Utile, mais ...

Il est indéniable que l'approche « end of pipe » a rendu, et rend toujours, de grands services. Toutefois, on peut relever un certain nombre de limitations à cette stratégie centrée sur le traitement de la pollution :

  1. C'est une approche sectorielle, qui considère séparément l'eau, l'air, les sols, ne prenant pas en compte la nature systémique de la Biosphère. En pratique, cette approche sectorielle revient ainsi souvent à déplacer une pollution d'un milieu à un autre, par exemple la pollution aquatique dans des boues d'épuration. Ce transfert de pollution, qui peut s'avérer momentanément et localement bénéfique, ne résout donc pas véritablement les problèmes d'environnement.

  2. C'est une approche incrémentale, qui procède par petites améliorations successives des activités économiques. De ce fait, elle ne favorise pas vraiment l'innovation.

  3. Une caractéristique de l'approche incrémentale réside dans son coût de plus en plus élevé pour une efficacité proportionnellement moindre.
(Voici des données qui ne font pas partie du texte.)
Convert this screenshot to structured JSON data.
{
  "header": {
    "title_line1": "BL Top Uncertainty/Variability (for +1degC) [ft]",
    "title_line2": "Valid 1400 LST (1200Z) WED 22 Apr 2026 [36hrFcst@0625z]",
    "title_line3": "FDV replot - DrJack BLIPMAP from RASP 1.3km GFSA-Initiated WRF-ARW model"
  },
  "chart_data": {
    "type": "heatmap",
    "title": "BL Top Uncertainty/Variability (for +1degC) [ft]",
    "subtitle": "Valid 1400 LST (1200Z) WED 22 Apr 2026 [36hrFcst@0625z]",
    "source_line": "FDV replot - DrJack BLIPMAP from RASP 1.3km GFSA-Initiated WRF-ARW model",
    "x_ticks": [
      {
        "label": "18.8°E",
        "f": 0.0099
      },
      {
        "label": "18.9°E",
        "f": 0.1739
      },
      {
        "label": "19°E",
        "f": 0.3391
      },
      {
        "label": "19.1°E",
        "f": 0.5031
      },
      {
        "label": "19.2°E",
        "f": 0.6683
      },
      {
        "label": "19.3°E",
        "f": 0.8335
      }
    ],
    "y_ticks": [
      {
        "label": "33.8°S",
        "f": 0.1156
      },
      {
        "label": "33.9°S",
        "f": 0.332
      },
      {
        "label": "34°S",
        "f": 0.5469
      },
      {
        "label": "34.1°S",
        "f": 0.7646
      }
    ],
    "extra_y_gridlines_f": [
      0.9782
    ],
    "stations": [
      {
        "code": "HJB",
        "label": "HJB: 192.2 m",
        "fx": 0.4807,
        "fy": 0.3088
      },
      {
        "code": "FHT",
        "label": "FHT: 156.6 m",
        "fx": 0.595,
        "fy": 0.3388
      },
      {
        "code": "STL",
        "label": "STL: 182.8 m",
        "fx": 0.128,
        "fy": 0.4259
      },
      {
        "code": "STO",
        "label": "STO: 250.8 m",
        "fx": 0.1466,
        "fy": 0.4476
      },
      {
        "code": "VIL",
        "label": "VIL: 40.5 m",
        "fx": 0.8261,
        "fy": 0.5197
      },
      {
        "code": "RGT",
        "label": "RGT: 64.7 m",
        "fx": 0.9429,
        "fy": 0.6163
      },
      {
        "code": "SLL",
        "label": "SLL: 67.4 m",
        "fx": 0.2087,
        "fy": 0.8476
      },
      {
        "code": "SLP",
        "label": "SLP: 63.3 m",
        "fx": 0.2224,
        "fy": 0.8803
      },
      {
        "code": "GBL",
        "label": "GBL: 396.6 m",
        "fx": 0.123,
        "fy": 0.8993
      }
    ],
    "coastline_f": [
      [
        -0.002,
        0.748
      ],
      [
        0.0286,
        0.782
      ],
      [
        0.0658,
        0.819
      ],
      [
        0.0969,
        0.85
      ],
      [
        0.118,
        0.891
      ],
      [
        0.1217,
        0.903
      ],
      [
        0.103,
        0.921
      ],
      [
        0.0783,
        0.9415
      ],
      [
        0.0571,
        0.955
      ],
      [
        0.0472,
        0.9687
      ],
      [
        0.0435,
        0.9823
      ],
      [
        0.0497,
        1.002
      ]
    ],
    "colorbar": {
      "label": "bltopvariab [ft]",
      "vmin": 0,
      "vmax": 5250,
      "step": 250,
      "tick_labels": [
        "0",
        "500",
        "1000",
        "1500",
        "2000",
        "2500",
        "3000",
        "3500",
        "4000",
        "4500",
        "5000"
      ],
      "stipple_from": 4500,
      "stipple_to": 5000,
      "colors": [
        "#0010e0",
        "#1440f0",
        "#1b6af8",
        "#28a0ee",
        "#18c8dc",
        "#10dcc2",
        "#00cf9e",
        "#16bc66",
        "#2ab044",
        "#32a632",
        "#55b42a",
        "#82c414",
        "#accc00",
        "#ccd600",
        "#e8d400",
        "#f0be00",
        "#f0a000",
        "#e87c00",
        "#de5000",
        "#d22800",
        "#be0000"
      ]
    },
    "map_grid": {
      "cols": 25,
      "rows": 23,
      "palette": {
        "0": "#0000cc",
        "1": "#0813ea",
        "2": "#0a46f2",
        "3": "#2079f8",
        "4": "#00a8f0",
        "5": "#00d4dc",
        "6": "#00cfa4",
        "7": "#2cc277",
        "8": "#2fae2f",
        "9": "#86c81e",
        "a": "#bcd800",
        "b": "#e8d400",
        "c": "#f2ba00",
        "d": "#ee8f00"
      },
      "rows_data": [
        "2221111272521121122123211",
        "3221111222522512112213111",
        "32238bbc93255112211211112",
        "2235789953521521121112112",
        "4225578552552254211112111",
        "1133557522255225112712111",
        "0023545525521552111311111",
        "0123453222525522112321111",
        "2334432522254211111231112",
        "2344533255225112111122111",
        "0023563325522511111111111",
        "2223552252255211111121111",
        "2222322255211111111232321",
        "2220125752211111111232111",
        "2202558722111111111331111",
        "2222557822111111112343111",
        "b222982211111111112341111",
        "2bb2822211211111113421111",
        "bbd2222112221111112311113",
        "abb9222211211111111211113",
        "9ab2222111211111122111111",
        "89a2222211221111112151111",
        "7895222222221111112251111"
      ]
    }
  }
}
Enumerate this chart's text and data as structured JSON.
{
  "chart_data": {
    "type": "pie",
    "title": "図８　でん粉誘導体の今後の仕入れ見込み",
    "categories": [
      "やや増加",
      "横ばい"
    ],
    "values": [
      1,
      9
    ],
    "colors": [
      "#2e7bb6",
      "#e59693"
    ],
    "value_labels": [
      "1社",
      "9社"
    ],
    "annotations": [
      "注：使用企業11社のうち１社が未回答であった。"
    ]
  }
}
Considérons exemple d'un filtre retenant 60% des polluants d'un effluent gazeux: pour passer d'une efficacité de 60% à 80%, puis à 90%, 95%, etc., le coût (lié à la difficulté technique) augmentera de plus en plus pour un gain en efficacité proportionnellement de plus en plus petit.

  4. Involontairement, l'approche « end of pipe » induit un effet économique douteux, dans la mesure où les activités de traitement de la pollution sont comptabilisées dans le PIB au même titre que d'autres activités économiques. Autrement dit, la pollution, dans la mesure où elle est traitée, fait augmenter la croissance économique - alors qu'en réalité, cette croissance reflète une dégradation de l'environnement !

  5. L'approche « end of pipe », qui vise essentiellement à respecter les standards minima édictés par les législations environnementales, encourage les entreprises à en faire le minimum sur le plan de l'environnement, dans une attitude réactive, plutôt qu'à adopter une approche proactive et préventive. On peut dire par conséquent qu'elle favorise une certaine inertie, voire paresse, technologique.

  6. Les pays industrialisés (OCDE) favorisent, souvent par le biais de subventions et d'aides diverses, l'exportation de leurs technologies « end of pipe » dans les pays en développement. Toutefois, cette tendance peut être vue comme leur étant défavorable, dans la mesure où elle incite ces pays à suivre une trajectoire de développement polluante, similaire à celle accomplie par les pays industrialisés. A l'inverse, une stratégie de «saut technologique» («leapfrogging» selon l'expression anglaise), leur donnant accès sans délai à des technologies plus efficaces (et donc moins polluantes) leur serait plus favorable.

  7. Enfin, l'approche « end of pipe » aborde les questions d'environnement par le petit bout de la lorgnette, en se concentrant uniquement sur le traitement des conséquences, sans intervenir à l'échelle systémique. En particulier, le traitement de la pollution reste sans effet sur le problème de la consommation des ressources. Pourtant, agir en amont, en diminuant la consommation de ressources, est l'une des meilleures manières de prévenir la pollution.